Gyles Palmer from Nant-y-Walch Barn said: “It came as a surprise when a German friend suggested that it would be a good idea to host the first Welsh Open Shogi Tournament here at Nant y Walch Barn in the Irfon Valley near LLanwrtyd Wells.

 “It was even more of a surprise when a few months later the first participants actually started turning up at our zero carbon barn. Many, in the spirit of reducing their carbon footprint, travelling by public transport, from as far afield as Germany, Bulgaria, Sweden, Holland and other parts of the UK.

“Although tournaments are usually held in large towns and cities we hope that this will be the beginning of a new appreciation by players that the Welsh countryside can offer peace, calm and tranquility as well as incredible views and wonderful food.”

On a blog post about the event, a spokesperson from Shogi London said: “It’s difficult to capture how lovely a weekend this was, combining great shogi, shogi friends, and excellent hospitality.

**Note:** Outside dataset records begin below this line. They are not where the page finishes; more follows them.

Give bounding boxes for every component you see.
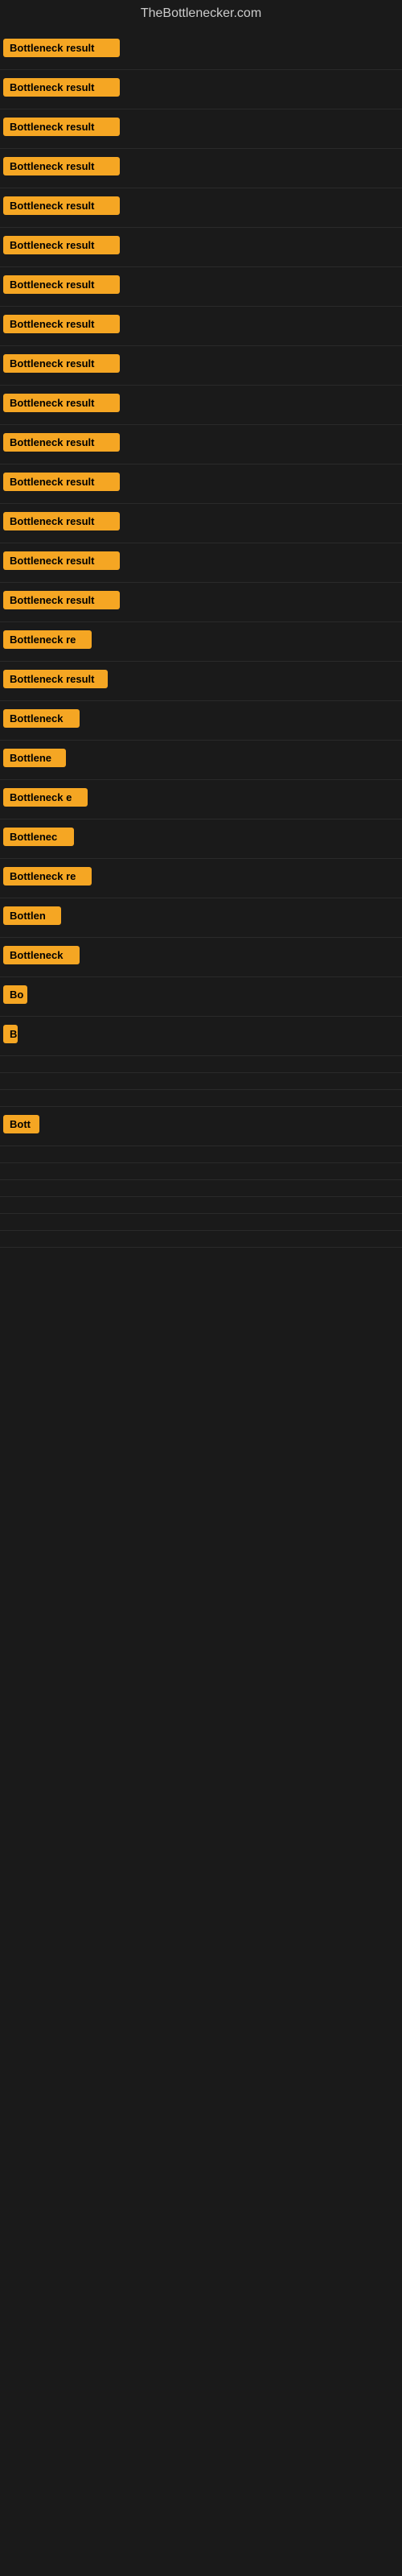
- bottleneck-result-label: B: [3, 1025, 18, 1043]
- bottleneck-result-label: Bottleneck re: [3, 867, 92, 886]
- bottleneck-result-label: Bottleneck result: [3, 394, 120, 412]
- bottleneck-result-label: Bottleneck result: [3, 275, 120, 294]
- table-row: Bottleneck result: [0, 267, 402, 307]
- table-row: Bottleneck result: [0, 662, 402, 701]
- bottleneck-result-label: Bottlene: [3, 749, 66, 767]
- bottleneck-result-label: Bottleneck result: [3, 473, 120, 491]
- table-row: [0, 1197, 402, 1214]
- bottleneck-result-label: Bottleneck e: [3, 788, 88, 807]
- site-title: TheBottlenecker.com: [0, 0, 402, 31]
- bottleneck-result-label: Bottleneck result: [3, 512, 120, 530]
- bottleneck-result-label: Bottleneck result: [3, 196, 120, 215]
- bottleneck-result-label: Bo: [3, 985, 27, 1004]
- table-row: Bottleneck result: [0, 70, 402, 109]
- table-row: [0, 1056, 402, 1073]
- bottleneck-result-label: Bottlenec: [3, 828, 74, 846]
- table-row: Bottleneck result: [0, 307, 402, 346]
- bottleneck-result-label: Bottleneck result: [3, 315, 120, 333]
- table-row: Bottleneck e: [0, 780, 402, 819]
- table-row: Bottlene: [0, 741, 402, 780]
- bottleneck-result-label: Bottlen: [3, 906, 61, 925]
- table-row: Bottlen: [0, 898, 402, 938]
- table-row: Bottleneck result: [0, 583, 402, 622]
- table-row: Bottleneck result: [0, 109, 402, 149]
- table-row: [0, 1180, 402, 1197]
- table-row: Bottleneck result: [0, 504, 402, 543]
- bottleneck-result-label: Bottleneck result: [3, 433, 120, 452]
- table-row: Bottleneck result: [0, 188, 402, 228]
- table-row: [0, 1214, 402, 1231]
- bottleneck-result-label: Bottleneck result: [3, 236, 120, 254]
- bottleneck-result-label: Bottleneck result: [3, 157, 120, 175]
- table-row: B: [0, 1017, 402, 1056]
- table-row: [0, 1090, 402, 1107]
- table-row: [0, 1073, 402, 1090]
- table-row: Bottleneck result: [0, 425, 402, 464]
- table-row: Bottleneck: [0, 938, 402, 977]
- bottleneck-result-label: Bott: [3, 1115, 39, 1133]
- table-row: [0, 1146, 402, 1163]
- table-row: Bottleneck re: [0, 859, 402, 898]
- bottleneck-result-label: Bottleneck result: [3, 551, 120, 570]
- table-row: Bottleneck result: [0, 346, 402, 386]
- table-row: Bo: [0, 977, 402, 1017]
- bottleneck-result-label: Bottleneck result: [3, 39, 120, 57]
- table-row: Bottleneck result: [0, 228, 402, 267]
- table-row: Bottleneck result: [0, 31, 402, 70]
- table-row: Bottleneck result: [0, 464, 402, 504]
- bottleneck-result-label: Bottleneck result: [3, 591, 120, 609]
- table-row: [0, 1231, 402, 1248]
- table-row: Bottleneck re: [0, 622, 402, 662]
- bottleneck-result-label: Bottleneck result: [3, 354, 120, 373]
- bottleneck-result-label: Bottleneck result: [3, 670, 108, 688]
- table-row: Bottlenec: [0, 819, 402, 859]
- table-row: [0, 1163, 402, 1180]
- bottleneck-result-label: Bottleneck result: [3, 118, 120, 136]
- bottleneck-result-label: Bottleneck re: [3, 630, 92, 649]
- table-row: Bott: [0, 1107, 402, 1146]
- bottleneck-result-label: Bottleneck: [3, 709, 80, 728]
- bottleneck-result-label: Bottleneck result: [3, 78, 120, 97]
- table-row: Bottleneck result: [0, 543, 402, 583]
- table-row: Bottleneck: [0, 701, 402, 741]
- table-row: Bottleneck result: [0, 386, 402, 425]
- table-row: Bottleneck result: [0, 149, 402, 188]
- bottleneck-result-label: Bottleneck: [3, 946, 80, 964]
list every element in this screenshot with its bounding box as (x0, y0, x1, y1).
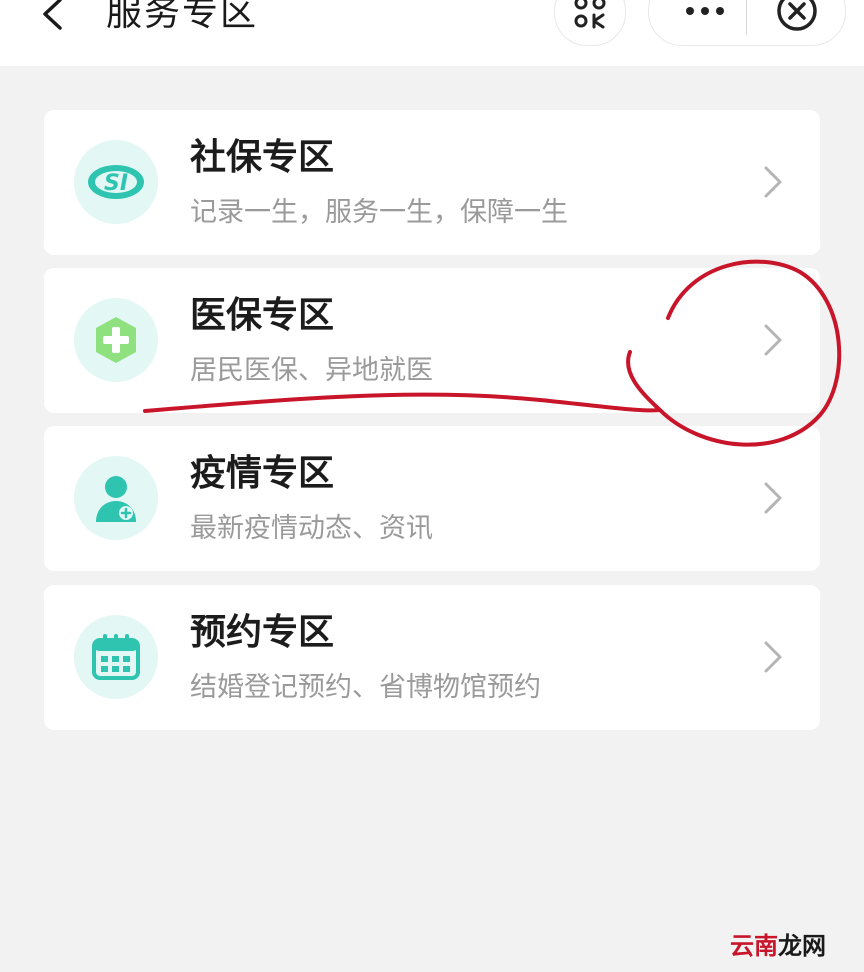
calendar-icon (74, 615, 158, 699)
card-title: 预约专区 (190, 612, 335, 653)
card-title: 医保专区 (190, 295, 335, 336)
card-appointment[interactable]: 预约专区 结婚登记预约、省博物馆预约 (44, 585, 820, 730)
chevron-left-icon (43, 0, 62, 30)
social-security-si-icon: SI (74, 140, 158, 224)
chevron-right-icon (764, 482, 782, 514)
scan-icon (574, 0, 606, 29)
svg-text:SI: SI (104, 171, 128, 196)
watermark-logo: 云南龙网 (730, 932, 826, 960)
chevron-right-icon (764, 166, 782, 198)
chevron-right-icon (764, 641, 782, 673)
medical-cross-icon (74, 298, 158, 382)
card-epidemic[interactable]: 疫情专区 最新疫情动态、资讯 (44, 426, 820, 571)
close-circle-icon (777, 0, 817, 31)
close-button[interactable] (753, 0, 841, 45)
card-subtitle: 居民医保、异地就医 (190, 355, 433, 386)
card-subtitle: 最新疫情动态、资讯 (190, 513, 433, 544)
card-title: 疫情专区 (190, 453, 335, 494)
doctor-icon (74, 456, 158, 540)
card-title: 社保专区 (190, 137, 335, 178)
card-subtitle: 记录一生，服务一生，保障一生 (190, 197, 568, 228)
chevron-right-icon (764, 324, 782, 356)
card-medical-insurance[interactable]: 医保专区 居民医保、异地就医 (44, 268, 820, 413)
top-nav-bar: 服务专区 (0, 0, 864, 66)
scan-button[interactable] (554, 0, 626, 46)
page-title: 服务专区 (106, 0, 259, 34)
card-social-security[interactable]: SI 社保专区 记录一生，服务一生，保障一生 (44, 110, 820, 255)
card-subtitle: 结婚登记预约、省博物馆预约 (190, 672, 541, 703)
back-button[interactable] (30, 0, 74, 42)
more-button[interactable] (665, 0, 745, 45)
capsule-divider (746, 0, 747, 35)
more-dots-icon (686, 7, 694, 15)
mini-program-capsule (648, 0, 846, 46)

“All against a serene backdrop of outstanding natural beauty in the mid Wales countryside. 

“At first I wasn’t sure it would work, but I am so glad that I went.”

Due to the tournament being such a success and attracting well known Shogi players, The Heart of Wales Shogi open will be held again next year in 2024 at the end of June and is expected to be twice as big as this year’s inaugural tournament with a larger and longer tournament format.

Having been inspired by hosting the event, Gyles and Karin are considering hosting tournaments for similar events such as the better known game of ‘Go.’